Beginning in February 2008, Cambridge-based artist Mela Lyman turned the Arts Council Gallery into her painting studio to re-create a large-scale mural for Paine Park (St. Mary Road, a few blocks from the Gallery). The public was able see how the mural evolved and continued to develop over many months. By creating open access to the creation of a public artwork, the artist and the Arts Council provided a unique view into the artist’s process and gave the artist an opportunity to connect with the public. The completed mural was installed in Paine Park in the spring of 2009. 

 

mela mural close up
(partially completed mural as seen in the Arts Council gallery)

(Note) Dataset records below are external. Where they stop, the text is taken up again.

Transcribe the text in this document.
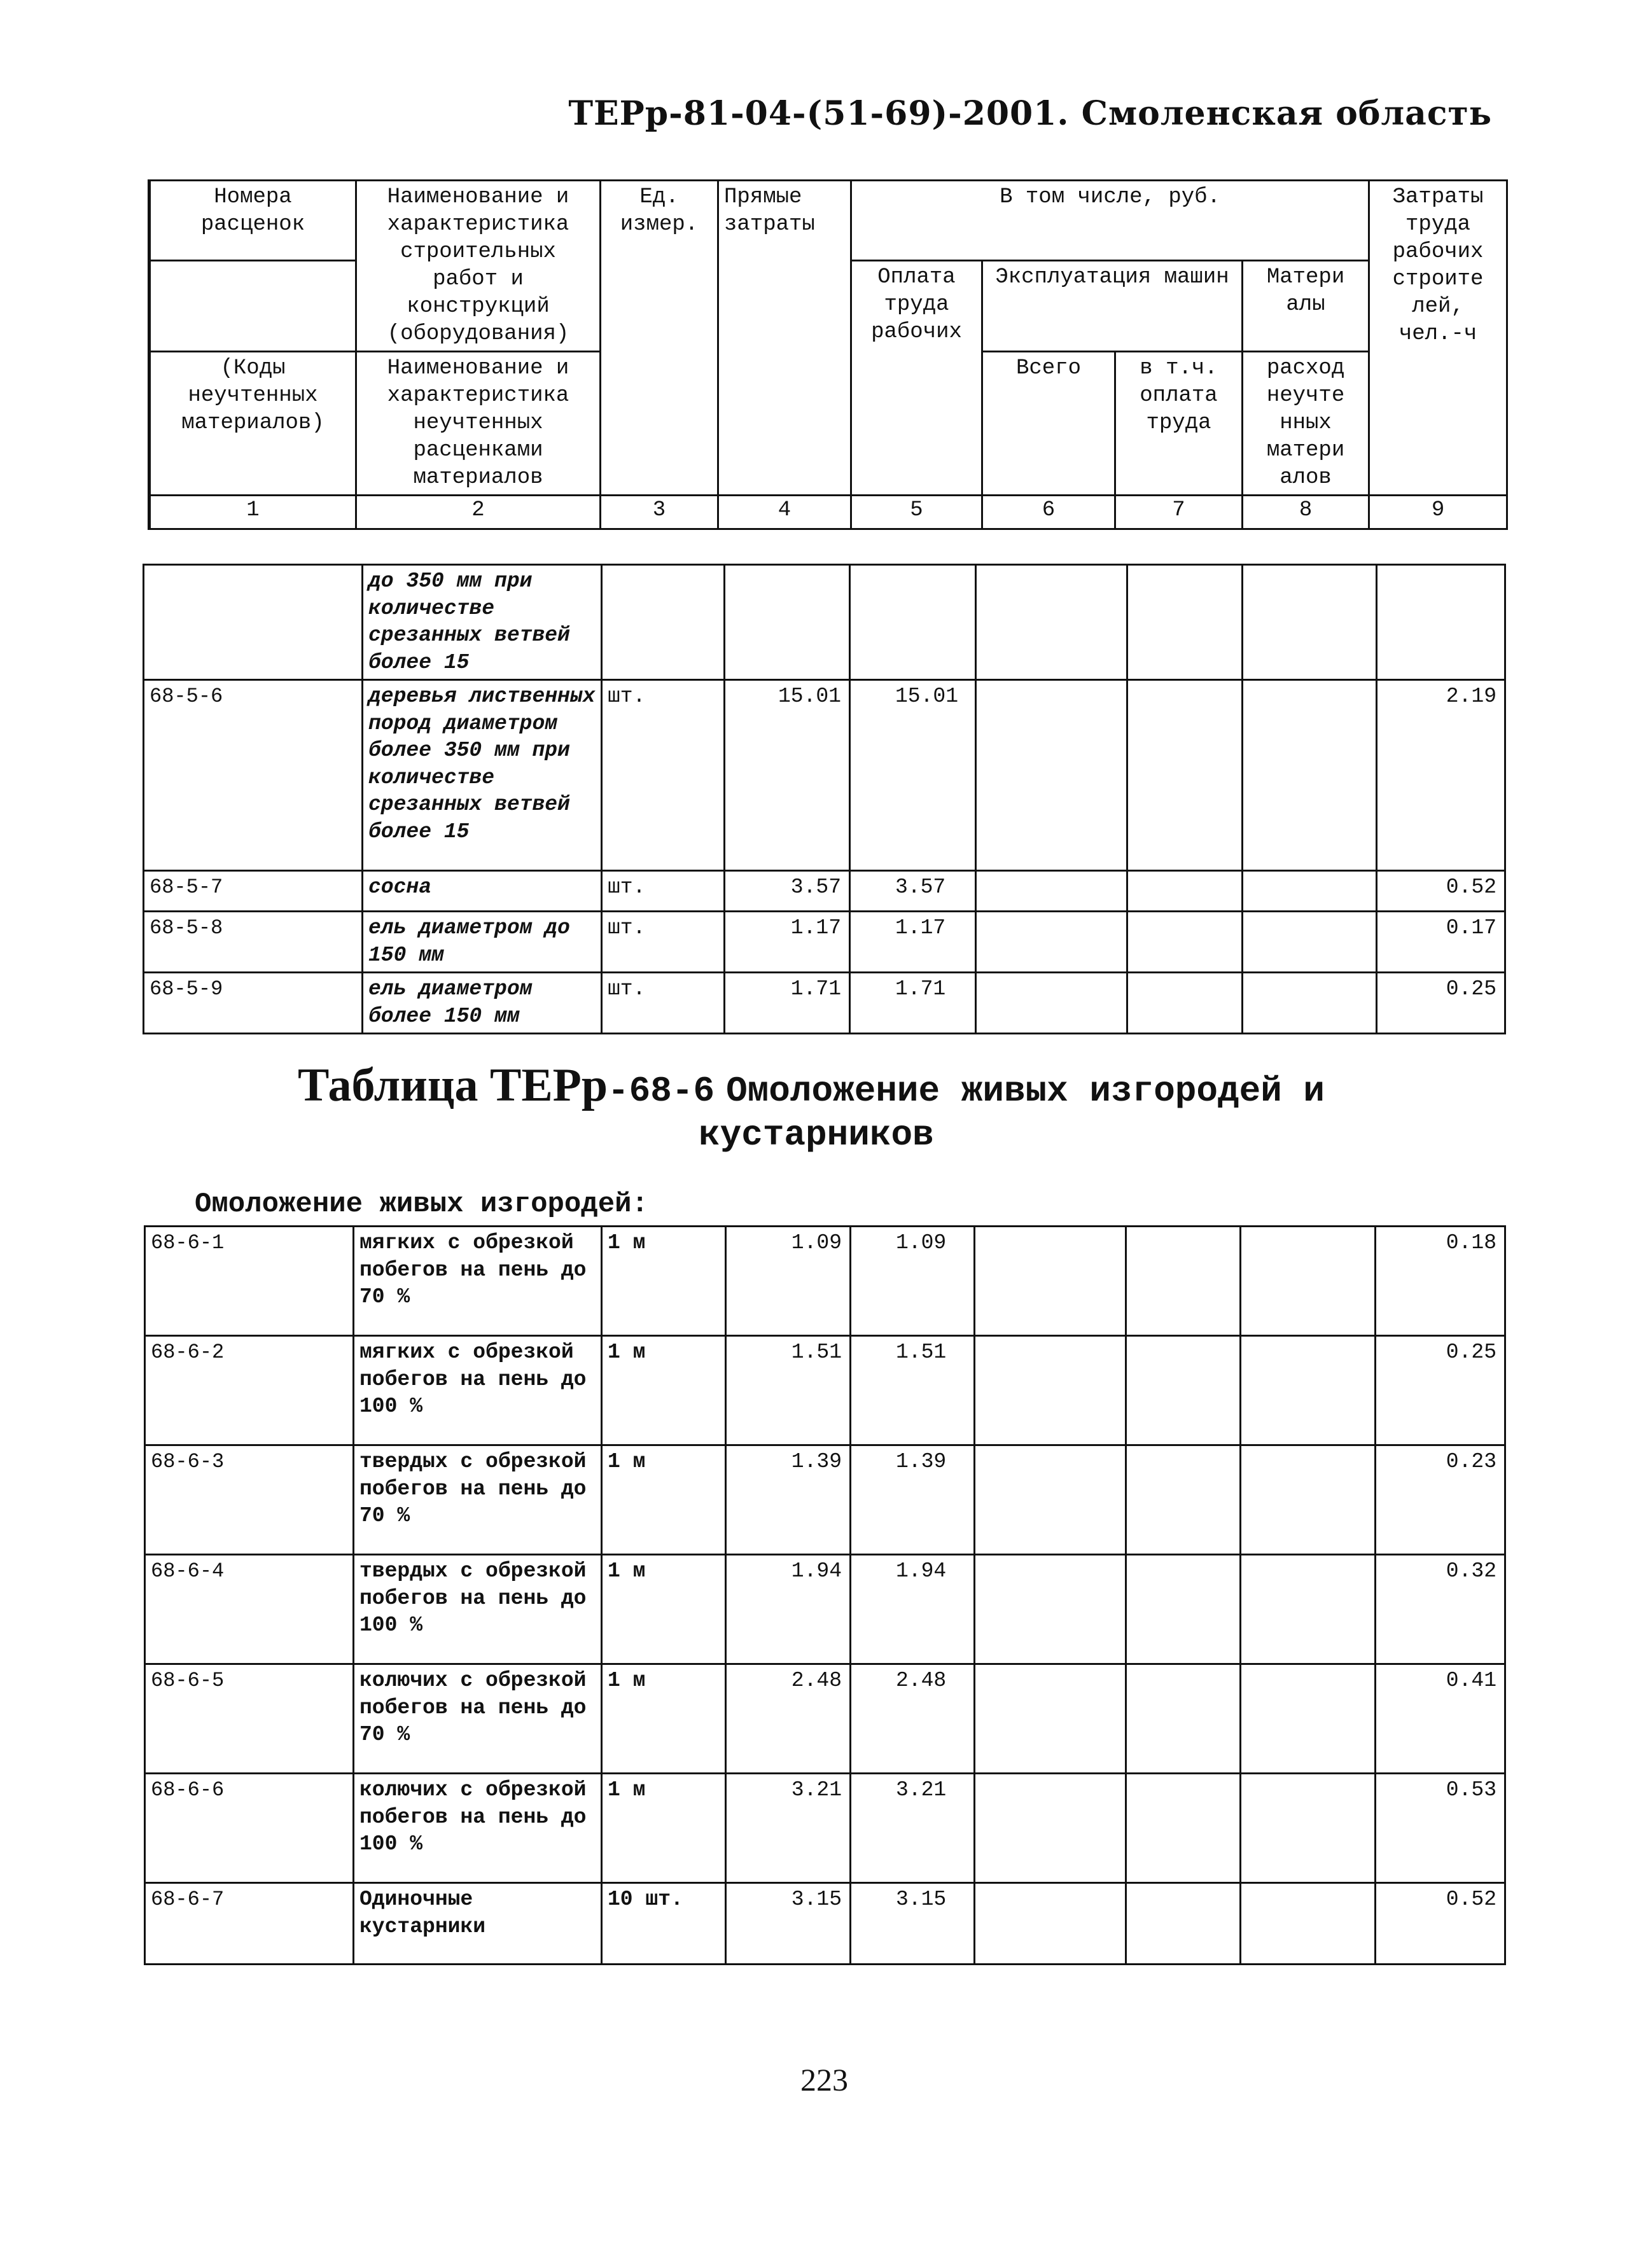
ТЕРр-81-04-(51-69)-2001. Смоленская область
Номера расценок	Наименование и характеристика строительных работ и конструкций (оборудования)	Ед. измер.	Прямые затраты	В том числе, руб.				Затраты труда рабочих строите лей, чел.-ч
				Оплата труда рабочих	Эксплуатация машин		Матери алы	
(Коды неучтенных материалов)	Наименование и характеристика неучтенных расценками материалов				Всего	в т.ч. оплата труда	расход неучте нных матери алов	
1	2	3	4	5	6	7	8	9
	до 350 мм при количестве срезанных ветвей более 15							
68-5-6	деревья лиственных пород диаметром более 350 мм при количестве срезанных ветвей более 15	шт.	15.01	15.01				2.19
68-5-7	сосна	шт.	3.57	3.57				0.52
68-5-8	ель диаметром до 150 мм	шт.	1.17	1.17				0.17
68-5-9	ель диаметром более 150 мм	шт.	1.71	1.71				0.25
Таблица ТЕРр-68-6 Омоложение живых изгородей и
кустарников
Омоложение живых изгородей:
68-6-1	мягких с обрезкой побегов на пень до 70 %	1 м	1.09	1.09				0.18
68-6-2	мягких с обрезкой побегов на пень до 100 %	1 м	1.51	1.51				0.25
68-6-3	твердых с обрезкой побегов на пень до 70 %	1 м	1.39	1.39				0.23
68-6-4	твердых с обрезкой побегов на пень до 100 %	1 м	1.94	1.94				0.32
68-6-5	колючих с обрезкой побегов на пень до 70 %	1 м	2.48	2.48				0.41
68-6-6	колючих с обрезкой побегов на пень до 100 %	1 м	3.21	3.21				0.53
68-6-7	Одиночные кустарники	10 шт.	3.15	3.15				0.52
223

Known for her paintings of swimmers, among other subjects, Mela Lyman’s most recognized public artwork is her painted circular frieze depicting swimmers, “Transported,” at the Water Shuttle Terminal at Logan International Airport in Boston. The artist returns to this signature theme with a new vision for the Paine Park mural, which Lyman created originally in 2001 through a commission from the Cambridge Arts Council’s Public Art Program. For the original mural completed in 2002, the artist also involved the public in the process. She worked with young children of the neighborhood, and incorporated their drawings into a “euphoric landscape,” physically attaching the drawings to the mural. Subsequent deterioration of the drawings and fading of colors led the artist to re-imagine her mural anew.

Mela Lyman’s work has been featured in numerous museums and galleries nationally, and has been reviewed in ARTFORUM, Art New England, and New Art Examiner, among other magazines and newspapers. She received her fine art degree from Tufts University and the School of the Museum of Fine Arts, Boston, where she is currently a professor. In addition to the Paine Park mural in Cambridge, MA (2002), her public arts commissions include a painted interior frieze, Water Shuttle Terminal, Logan International Airport, Boston (1994) and Simpkin Swim Center, County of Santa Cruz, Santa Cruz, CA. (2002).